In the past few weeks, Pinterest has been giving hints of what direction this money will take them in. They've introduced Guided Search, which offers up more specific search term categories to point you in the right direction if you're just "exploring," which sets their image search up to compete with Google. And they're also slowly expanding their Promoted Pins strategy, which is where they're actually going to make money. Pinterest is working with a small batch of U.S. brands, from ABC Family to Gap brands to Ziploc, as they roll this form of advertising out. It's this strategy that's prompted Kevin Roose at New York magazine to predict that one day the company will eat "its competitors alive."
In his piece, Roose posits that Pinterest is dismissed because its so lifestyle-focused, which is essentially just code for its being dismissed because it's considered a product for women, who might be appreciated by brands for their buying power but aren't really respected because their interests aren't serious enough.

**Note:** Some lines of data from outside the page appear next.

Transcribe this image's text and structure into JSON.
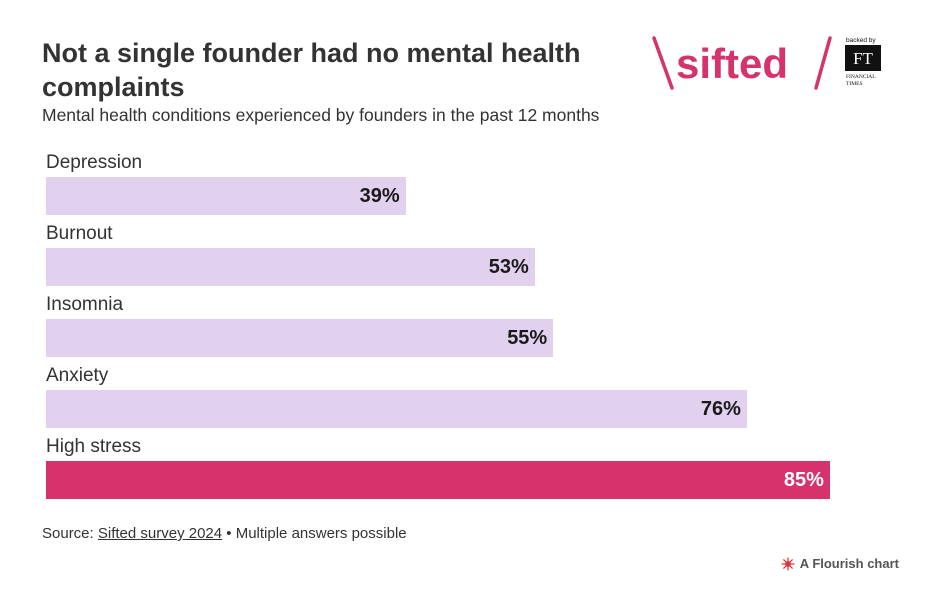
{
  "header": {
    "title": "Not a single founder had no mental health complaints",
    "subtitle": "Mental health conditions experienced by founders in the past 12 months"
  },
  "logo": {
    "brand_text": "sifted",
    "backed_by": "backed by",
    "ft_mark": "FT",
    "ft_name_line1": "FINANCIAL",
    "ft_name_line2": "TIMES",
    "brand_color": "#d6336c"
  },
  "chart_data": {
    "type": "bar",
    "orientation": "horizontal",
    "title": "Not a single founder had no mental health complaints",
    "subtitle": "Mental health conditions experienced by founders in the past 12 months",
    "categories": [
      "Depression",
      "Burnout",
      "Insomnia",
      "Anxiety",
      "High stress"
    ],
    "values": [
      39,
      53,
      55,
      76,
      85
    ],
    "value_labels": [
      "39%",
      "53%",
      "55%",
      "76%",
      "85%"
    ],
    "highlight": "High stress",
    "colors": {
      "default": "#e2d0ef",
      "highlight": "#d6336c"
    },
    "xlim": [
      0,
      90
    ],
    "unit": "%"
  },
  "footer": {
    "source_prefix": "Source: ",
    "source_link": "Sifted survey 2024",
    "source_suffix": " • Multiple answers possible",
    "flourish_label": "A Flourish chart"
  }
}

Yet they're one of the few tech start-ups actually working actively to hire women.
But ultimately, despite Pinterest's serious image copyright issues, a Pinterest spokeswoman confirmed the biggest thing they have going for them: they've managed to bridge the gap between ads and content in a way that doesn't make people feel distrustful. "Users don't really look at them as ads," Malorie Lucich told Roose of Promoted Pins. For Pinterest, that's a huge win that outweighs the hilarity of the fact that they've built their company on the backs of tastefully arranged mason jars.